Life is hard for us, American-based fans of the incomparable mystery author Ruth Rendell. Every time her new book comes out, we either have to sit around waiting for over 18 months for an American edition to come out, or hunt around for a copy someone might have brought from Great Britain and might be willing to sell. Some people, of course, are lucky enough to have close friends in Great Britain and can pester them for a copy of Rendell’s new book. I have not been blessed in this department, so I have to cast my lot with used books sites.

Ruth Rendell is admirable on several accounts. As an auto-didact, she has a range of vocabulary and the breadth of erudition that many of her Oxford-educated peers do not possess. She is 80 years old, but this prolific writer keeps releasing new books on a regular basis. The great changes that have taken place in our Western societies over the last 50 years and the incapacity of many people to adapt to said changes form one of Rendell’s favorite topics. Still, this writer who was born in 1930 has an astonishing understanding of today’s realities. In my favorite novel by Rendell ever, 13 Steps Down, she created a memorable character of Gwendolen Chawcer, an elderly bookish spinster who is terrified of “new-fangled” (her favorite word) devices such as computers and microwaves. Even though Rendell understands how terrifying modern reality can be to older people, she seems to have a perfect grasp of today’s modes of existence.
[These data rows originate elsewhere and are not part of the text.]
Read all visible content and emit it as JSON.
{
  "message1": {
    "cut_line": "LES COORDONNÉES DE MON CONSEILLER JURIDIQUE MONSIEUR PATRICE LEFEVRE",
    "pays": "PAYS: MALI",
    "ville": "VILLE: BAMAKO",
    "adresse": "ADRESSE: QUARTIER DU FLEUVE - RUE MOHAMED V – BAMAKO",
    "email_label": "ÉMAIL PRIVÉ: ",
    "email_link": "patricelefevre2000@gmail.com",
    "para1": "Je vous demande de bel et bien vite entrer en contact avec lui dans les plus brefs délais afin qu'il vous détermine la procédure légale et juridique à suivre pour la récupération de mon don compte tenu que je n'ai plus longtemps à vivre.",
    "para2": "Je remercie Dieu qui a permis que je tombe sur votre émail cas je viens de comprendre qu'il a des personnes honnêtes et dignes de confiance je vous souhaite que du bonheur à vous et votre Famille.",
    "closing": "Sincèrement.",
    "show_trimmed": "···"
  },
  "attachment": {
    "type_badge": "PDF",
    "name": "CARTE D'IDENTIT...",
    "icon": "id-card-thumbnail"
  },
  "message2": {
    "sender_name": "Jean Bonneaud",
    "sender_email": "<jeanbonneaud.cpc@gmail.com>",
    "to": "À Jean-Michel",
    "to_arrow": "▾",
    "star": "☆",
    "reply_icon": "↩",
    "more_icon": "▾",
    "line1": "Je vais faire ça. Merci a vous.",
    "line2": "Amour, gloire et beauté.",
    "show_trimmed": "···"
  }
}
Her most recent novel* Tigerlily’s Orchids (Import Edition) Hardback is not Ruth Rendell’s best work but it’s still a joy to read. The book is light on mystery. You pretty much know exactly what’s going to happen, and there is little (if any) suspense. The strength of Tigerlily’s Orchids (as well as of this writer’s entire corpus of work) lies in Rendell’s gift of creating delightfully quirky characters who are weird in most endearing ways. I am usually horrible with characters’ names (which, believe me, is a huge problem for a literary critic.) You can see me engrossed in a book and ask me what the names of the protagonists are, and more often than not I will not be able to say. Ruth Rendell, however, is so good at creating memorable characters that even my unreliable memory always retains their names.
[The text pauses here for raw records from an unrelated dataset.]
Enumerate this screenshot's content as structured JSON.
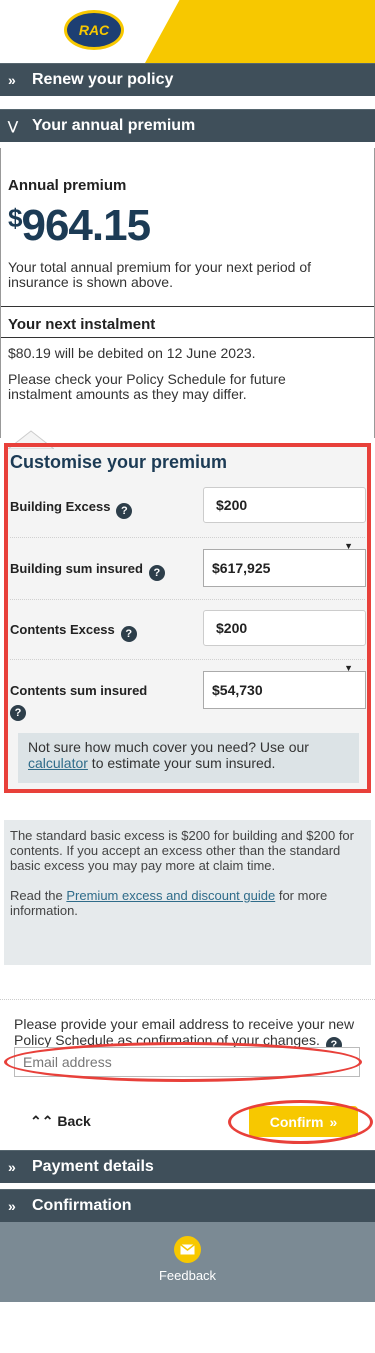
{
  "header": {
    "logo_text": "RAC"
  },
  "accordion": {
    "renew": "Renew your policy",
    "annual": "Your annual premium",
    "payment": "Payment details",
    "confirmation": "Confirmation",
    "chev_closed": "»",
    "chev_open": "«"
  },
  "premium": {
    "label": "Annual premium",
    "currency": "$",
    "amount": "964.15",
    "desc": "Your total annual premium for your next period of insurance is shown above.",
    "instalment_label": "Your next instalment",
    "instalment_text": "$80.19 will be debited on 12 June 2023.",
    "instalment_note": "Please check your Policy Schedule for future instalment amounts as they may differ."
  },
  "customise": {
    "title": "Customise your premium",
    "building_excess_label": "Building Excess",
    "building_excess_value": "$200",
    "building_sum_label": "Building sum insured",
    "building_sum_value": "$617,925",
    "contents_excess_label": "Contents Excess",
    "contents_excess_value": "$200",
    "contents_sum_label": "Contents sum insured",
    "contents_sum_value": "$54,730",
    "note_pre": "Not sure how much cover you need? Use our ",
    "note_link": "calculator",
    "note_post": " to estimate your sum insured."
  },
  "info": {
    "excess_text": "The standard basic excess is $200 for building and $200 for contents. If you accept an excess other than the standard basic excess you may pay more at claim time.",
    "guide_pre": "Read the ",
    "guide_link": "Premium excess and discount guide",
    "guide_post": " for more information."
  },
  "email": {
    "prompt": "Please provide your email address to receive your new Policy Schedule as confirmation of your changes.",
    "placeholder": "Email address"
  },
  "actions": {
    "back": "Back",
    "confirm": "Confirm"
  },
  "footer": {
    "feedback": "Feedback"
  }
}
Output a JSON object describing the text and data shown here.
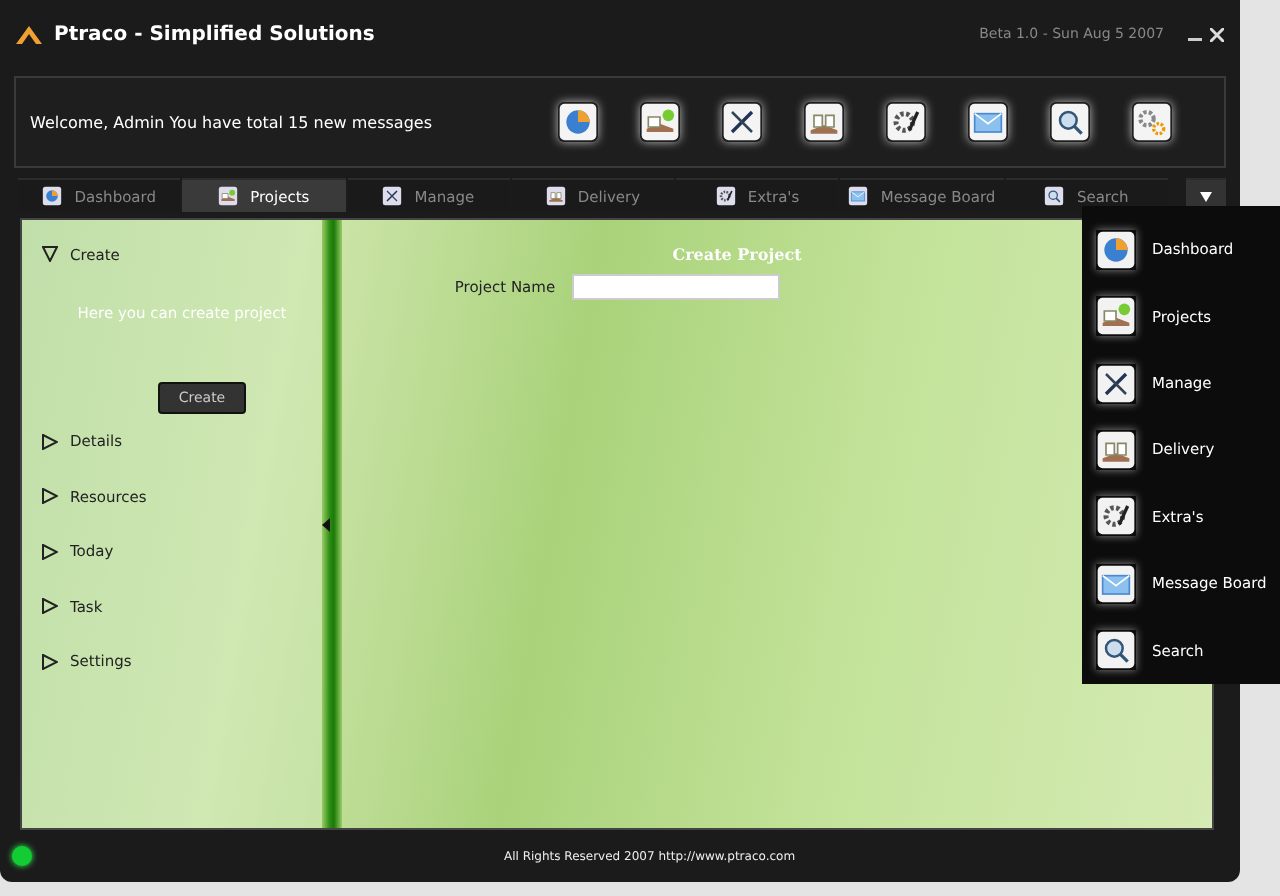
{
  "window": {
    "title": "Ptraco - Simplified Solutions",
    "version": "Beta 1.0 - Sun Aug 5 2007"
  },
  "header": {
    "welcome": "Welcome, Admin You have total 15 new messages"
  },
  "tabs": [
    {
      "label": "Dashboard",
      "selected": false
    },
    {
      "label": "Projects",
      "selected": true
    },
    {
      "label": "Manage",
      "selected": false
    },
    {
      "label": "Delivery",
      "selected": false
    },
    {
      "label": "Extra's",
      "selected": false
    },
    {
      "label": "Message Board",
      "selected": false
    },
    {
      "label": "Search",
      "selected": false
    }
  ],
  "sidebar": {
    "items": [
      {
        "label": "Create",
        "expanded": true,
        "description": "Here you can create project",
        "button": "Create"
      },
      {
        "label": "Details",
        "expanded": false
      },
      {
        "label": "Resources",
        "expanded": false
      },
      {
        "label": "Today",
        "expanded": false
      },
      {
        "label": "Task",
        "expanded": false
      },
      {
        "label": "Settings",
        "expanded": false
      }
    ]
  },
  "form": {
    "title": "Create Project",
    "fields": [
      {
        "label": "Project Name"
      }
    ]
  },
  "menu": {
    "items": [
      "Dashboard",
      "Projects",
      "Manage",
      "Delivery",
      "Extra's",
      "Message Board",
      "Search"
    ]
  },
  "status_bar": {
    "text": "All Rights Reserved 2007 http://www.ptraco.com"
  }
}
What I like the most about Rendell’s books is her skill in taking any minor quirk in a character’s personality and demonstrate how this touch of strangeness can gradually develop into full blown insanity, taking this character along some very dangerous paths. I might be projecting here, but I believe that everybody has this little place within them that houses some uncanny oddity, some little spot of the bizarre, some minor obsession. We keep it under control – for the most part – but it’s very pleasurable to imagine it unleashed, they way it is in Rendell’s books. I have read interviews with Ruth Rendell and I have no idea where this proper and quite sheltered older lady** found her deep knowledge of the darker side of human psyche. Still, nobody writing today describes a gradual slippage into insanity better than Rendell.
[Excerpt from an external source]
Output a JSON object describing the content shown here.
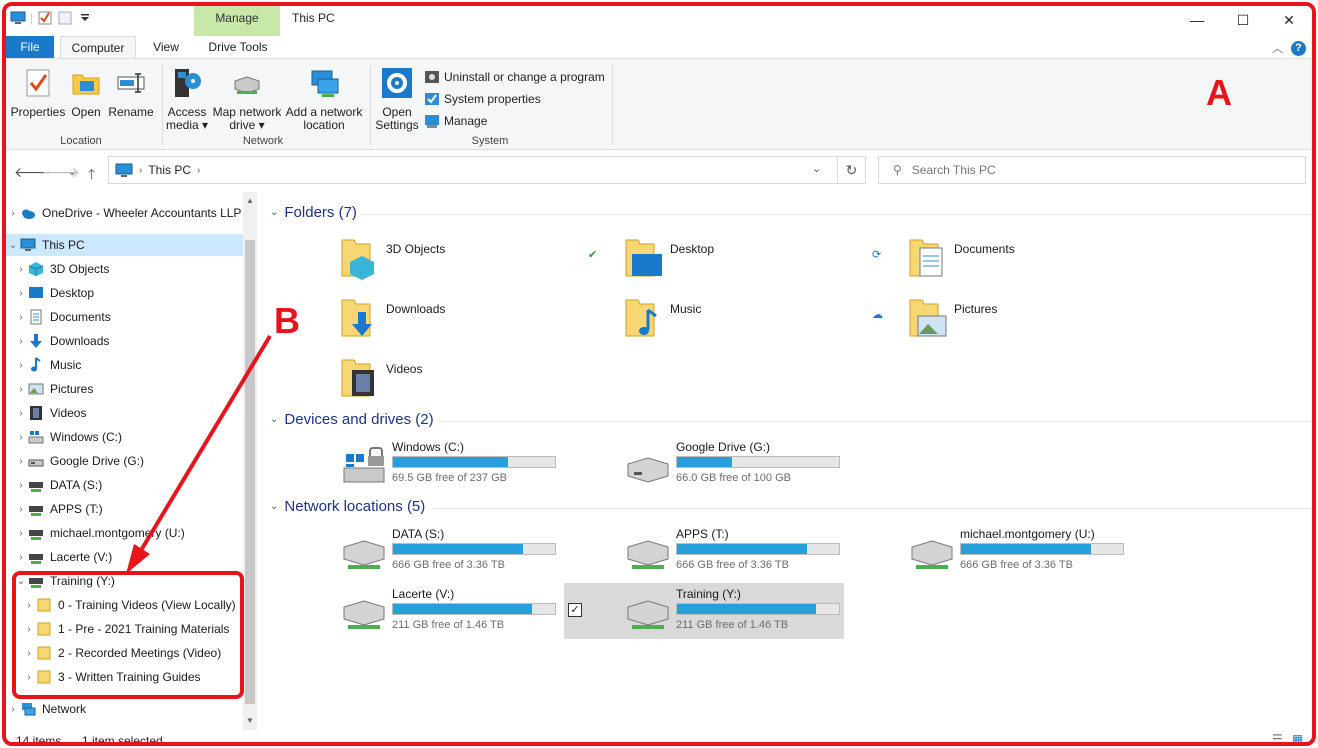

If there is a Rendell fan among my readers, please make yourself known. I have tried foisting Rendell’s books on everybody around me but, somehow, I can’t find a true lover of Rendell’s books among people I know.

* Rendell’s The Vault is scheduled to appear in 2011 to the delight of her fans all over the world.

** Rendell is also a very kind human being. When I was a teenager in Ukraine, I wrote her a letter to express my admiration of her novels, and she responded with a long letter and a gift of books. It was next to impossible to find new Enlgish-language books in my country at that time, so this gift was priceless to me.